Are we sitting comfortably?

Then I shall begin. This is a story about a humble chair.

Read this article from the BBC, which adds little to what was broadcast on their breakfast show today. Then go and read this article, about the same chair, at the Guardian.

(The choices of source show my own biases. While I am not ashamed of this, you may want to check out the same story at other news outlets, just for the heck of it.)

My point here is that the BBC report implies the chair, originally owned by author JK Rowling when she was a lot less well off and famous than she is now, was sold at auction. The article implies the sale was by Rowling, tells us how much the chair made at the auction, but doesn’t really tell us who bought it or what the money made might be used for. Anyone that knows Rowling would guess she might donate some or all of the cash to a charity, rather than simply pocket the cash.
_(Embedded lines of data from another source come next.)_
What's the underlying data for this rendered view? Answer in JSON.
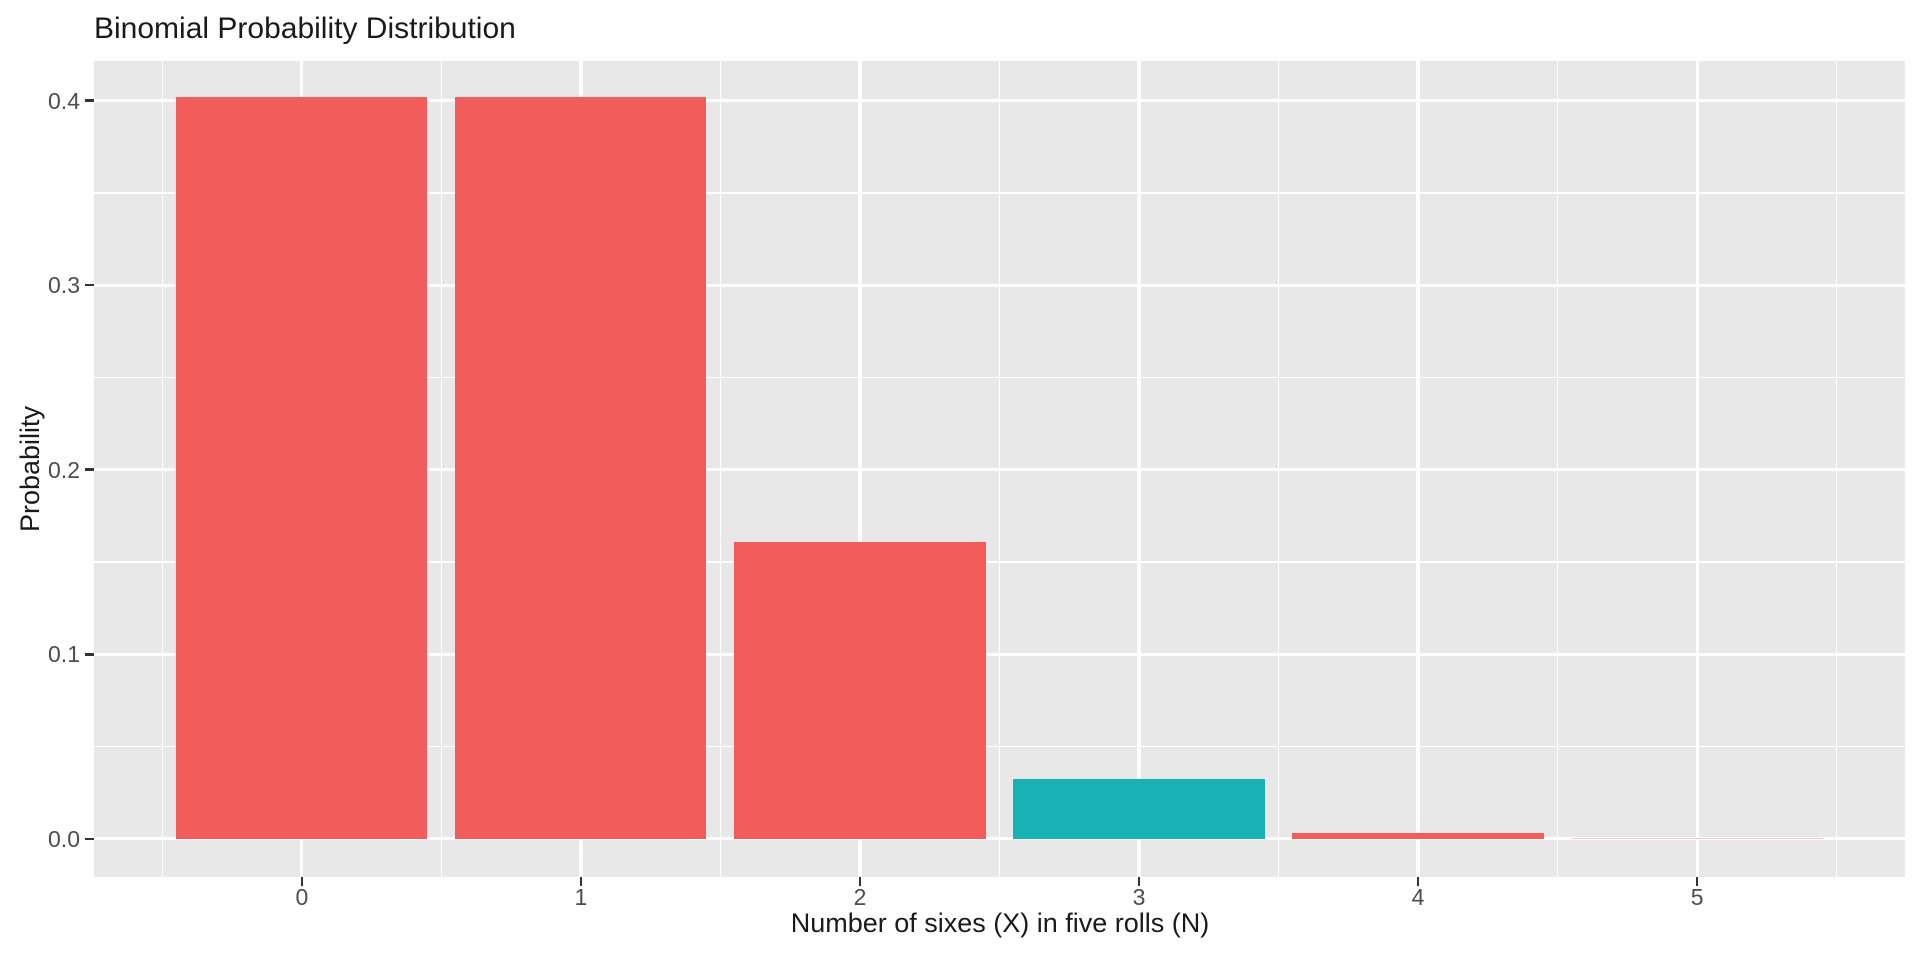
{
  "chart_data": {
    "type": "bar",
    "title": "Binomial Probability Distribution",
    "xlabel": "Number of sixes (X) in five rolls (N)",
    "ylabel": "Probability",
    "categories": [
      0,
      1,
      2,
      3,
      4,
      5
    ],
    "x_tick_labels": [
      "0",
      "1",
      "2",
      "3",
      "4",
      "5"
    ],
    "values": [
      0.401878,
      0.401878,
      0.160751,
      0.03215,
      0.003215,
      0.000129
    ],
    "bar_colors": [
      "#f25c5b",
      "#f25c5b",
      "#f25c5b",
      "#18b2b5",
      "#f25c5b",
      "#f25c5b"
    ],
    "bar_width": 0.9,
    "y_ticks": [
      0.0,
      0.1,
      0.2,
      0.3,
      0.4
    ],
    "y_tick_labels": [
      "0.0",
      "0.1",
      "0.2",
      "0.3",
      "0.4"
    ],
    "y_minor_ticks": [
      0.05,
      0.15,
      0.25,
      0.35
    ],
    "x_minor_ticks": [
      -0.5,
      0.5,
      1.5,
      2.5,
      3.5,
      4.5,
      5.5
    ],
    "xlim": [
      -0.745,
      5.745
    ],
    "ylim": [
      -0.0207,
      0.4215
    ],
    "grid": true,
    "legend_position": "none",
    "colors": {
      "panel_background": "#e8e8e8",
      "gridline": "#ffffff",
      "tick_mark": "#333333",
      "tick_label": "#4d4d4d",
      "title_text": "#1a1a1a",
      "bar_red": "#f25c5b",
      "bar_teal": "#18b2b5"
    }
  }
}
As it transpires, when you fill out the details from the Guardian version, Ms Rowling was not selling the chair. She sold it back in 2002, after she’d painted the various words on it. Now, didn’t the BBC article just imply it was Ms Rowling selling the chair? A supposedly impartial news broadcaster, as the BBC keeps telling us it should be, seems to be only telling half the story. Why hold back some of the information? Was it felt unnecessary? Who decided we should think Rowling was selling the chair, which ticks the “celebrity” box at least, when it was the second or third owner of the object selling this time, who made a fair amount of money on the sale and, it turns out, is donating 10 per cent of the proceeds to a Rowling charity?

While you mull that notion over in your mind, consider what other more important and grave news stories may be being moulded to an agenda before they are broadcast or published to us. My favourite parlour game is pointing out errors and omissions in reports which cover things I actually know about. It makes you really stop and wonder how much is missed out or erroneous in coverage of many other things.

Question everything. Believe nothing.

 

UPDATE (10/4/16): It seems the BBC article has been updated to clarify the chain of ownership. This is a good thing, and shows someone pays attention to how things can be, even accidentally, skewed. I feel my original point about media biases and how we should try to be aware of them still stands.